A mãe, B.B., solicitou autorização para matricular o filho no estabelecimento Gonzaga de Milão, onde a criança já frequentava. O Tribunal de Milão, após ter ouvido o menor, deu luz verde à matrícula, sublinhando a importância da estabilidade e da continuidade relacional para a criança, especialmente num contexto de conflito parental.
A escolha do estabelecimento de ensino deve sempre ter em conta o interesse premente do menor e a sua estabilidade emocional.
A.A. recorreu da decisão da Corte de apelação de Milão, alegando que a oferta formativa e a questão da laicidade das escolas não tinham sido adequadamente avaliadas. No entanto, a Corte de Cassação rejeitou o recurso, afirmando que o desejo do menor de frequentar o estabelecimento escolhido, juntamente com a sua necessidade de estabilidade, eram fatores determinantes.
A Corte esclareceu que o princípio de laicidade não pode ser invocado de forma absoluta, mas deve ser ponderado com o direito do menor a um crescimento equilibrado. Neste caso, o interesse do menor prevaleceu sobre a questão da escolha da escola, demonstrando que a sua estabilidade e os seus desejos são prioritários.

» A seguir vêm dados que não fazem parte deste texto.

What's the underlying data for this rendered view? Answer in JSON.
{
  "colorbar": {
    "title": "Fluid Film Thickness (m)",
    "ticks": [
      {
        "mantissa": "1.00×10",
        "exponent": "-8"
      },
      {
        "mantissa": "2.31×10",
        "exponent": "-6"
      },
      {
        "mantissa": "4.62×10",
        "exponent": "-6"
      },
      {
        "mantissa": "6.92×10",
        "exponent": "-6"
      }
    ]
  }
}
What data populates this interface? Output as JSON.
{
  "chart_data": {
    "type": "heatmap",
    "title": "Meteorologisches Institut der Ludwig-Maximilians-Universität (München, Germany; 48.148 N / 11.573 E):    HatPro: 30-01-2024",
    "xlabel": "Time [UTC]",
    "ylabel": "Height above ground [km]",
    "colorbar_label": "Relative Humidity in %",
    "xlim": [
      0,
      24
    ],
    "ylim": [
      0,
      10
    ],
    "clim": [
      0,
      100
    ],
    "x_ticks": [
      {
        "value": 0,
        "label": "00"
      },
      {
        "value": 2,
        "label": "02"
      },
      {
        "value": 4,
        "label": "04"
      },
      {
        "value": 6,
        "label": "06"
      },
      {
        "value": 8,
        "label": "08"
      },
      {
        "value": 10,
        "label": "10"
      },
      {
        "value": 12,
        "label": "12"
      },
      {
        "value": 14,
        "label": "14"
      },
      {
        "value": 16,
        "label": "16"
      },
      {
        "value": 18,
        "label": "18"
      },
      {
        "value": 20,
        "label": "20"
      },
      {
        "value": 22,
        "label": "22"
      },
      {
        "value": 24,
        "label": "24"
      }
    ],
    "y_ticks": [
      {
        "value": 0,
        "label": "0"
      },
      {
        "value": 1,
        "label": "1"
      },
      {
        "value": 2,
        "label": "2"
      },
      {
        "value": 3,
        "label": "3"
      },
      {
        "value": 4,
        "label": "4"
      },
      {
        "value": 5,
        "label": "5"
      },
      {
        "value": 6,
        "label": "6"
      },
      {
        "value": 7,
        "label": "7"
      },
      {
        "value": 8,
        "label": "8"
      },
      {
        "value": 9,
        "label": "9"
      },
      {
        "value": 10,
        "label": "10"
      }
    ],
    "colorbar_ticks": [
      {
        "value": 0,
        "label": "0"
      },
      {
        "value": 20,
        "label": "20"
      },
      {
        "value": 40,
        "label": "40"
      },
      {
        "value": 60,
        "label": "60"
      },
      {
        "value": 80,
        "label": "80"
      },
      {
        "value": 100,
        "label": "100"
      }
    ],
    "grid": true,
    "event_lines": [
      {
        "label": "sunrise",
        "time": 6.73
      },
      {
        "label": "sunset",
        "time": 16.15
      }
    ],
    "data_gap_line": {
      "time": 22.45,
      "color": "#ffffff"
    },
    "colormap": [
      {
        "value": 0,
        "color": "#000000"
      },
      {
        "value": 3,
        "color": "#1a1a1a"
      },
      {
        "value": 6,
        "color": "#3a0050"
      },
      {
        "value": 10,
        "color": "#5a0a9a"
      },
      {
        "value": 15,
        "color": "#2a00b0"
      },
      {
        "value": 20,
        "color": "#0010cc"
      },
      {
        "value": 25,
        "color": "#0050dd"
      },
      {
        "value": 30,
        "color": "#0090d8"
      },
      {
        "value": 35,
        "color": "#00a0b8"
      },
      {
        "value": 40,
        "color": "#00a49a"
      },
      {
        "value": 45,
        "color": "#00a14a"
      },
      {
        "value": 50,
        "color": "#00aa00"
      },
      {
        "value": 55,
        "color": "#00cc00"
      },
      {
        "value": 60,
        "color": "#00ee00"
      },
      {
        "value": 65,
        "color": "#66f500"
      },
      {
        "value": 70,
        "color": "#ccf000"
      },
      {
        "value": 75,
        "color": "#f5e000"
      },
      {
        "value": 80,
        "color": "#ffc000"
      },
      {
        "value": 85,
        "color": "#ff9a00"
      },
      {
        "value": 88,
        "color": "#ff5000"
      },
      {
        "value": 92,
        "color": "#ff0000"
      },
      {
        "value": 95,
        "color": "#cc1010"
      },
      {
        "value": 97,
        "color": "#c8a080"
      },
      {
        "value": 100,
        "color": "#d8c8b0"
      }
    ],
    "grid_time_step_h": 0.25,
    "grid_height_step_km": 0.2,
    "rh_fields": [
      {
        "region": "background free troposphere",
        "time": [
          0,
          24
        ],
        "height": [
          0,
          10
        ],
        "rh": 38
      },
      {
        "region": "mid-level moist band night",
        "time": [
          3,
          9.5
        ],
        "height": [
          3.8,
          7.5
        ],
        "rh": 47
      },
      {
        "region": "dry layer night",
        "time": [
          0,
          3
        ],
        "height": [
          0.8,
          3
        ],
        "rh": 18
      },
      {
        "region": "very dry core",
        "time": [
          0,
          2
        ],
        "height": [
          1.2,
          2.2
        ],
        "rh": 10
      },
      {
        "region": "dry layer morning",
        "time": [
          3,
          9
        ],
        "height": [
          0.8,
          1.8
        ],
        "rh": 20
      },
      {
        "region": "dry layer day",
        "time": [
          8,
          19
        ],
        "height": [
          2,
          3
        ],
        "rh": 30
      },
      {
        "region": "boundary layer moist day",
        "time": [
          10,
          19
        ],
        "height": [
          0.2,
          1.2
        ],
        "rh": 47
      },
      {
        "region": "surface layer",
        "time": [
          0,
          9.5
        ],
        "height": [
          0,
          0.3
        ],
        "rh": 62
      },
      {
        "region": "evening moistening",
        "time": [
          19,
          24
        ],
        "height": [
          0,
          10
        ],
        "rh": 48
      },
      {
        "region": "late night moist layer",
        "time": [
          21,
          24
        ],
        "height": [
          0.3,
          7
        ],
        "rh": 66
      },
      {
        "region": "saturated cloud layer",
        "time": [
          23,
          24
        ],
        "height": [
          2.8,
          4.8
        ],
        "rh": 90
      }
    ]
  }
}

Em resumo, a sentença n. 13570 de 2024 sublinha a importância de considerar o interesse do menor nas disputas ligadas à separação dos pais. A Corte reafirmou que as decisões devem ser orientadas para garantir um crescimento saudável e equilibrado, evitando fraturas e descontinuidades nas experiências educativas. Este caso representa um precedente significativo para futuros conflitos semelhantes, reiterando que o interesse do menor deve sempre ter prioridade.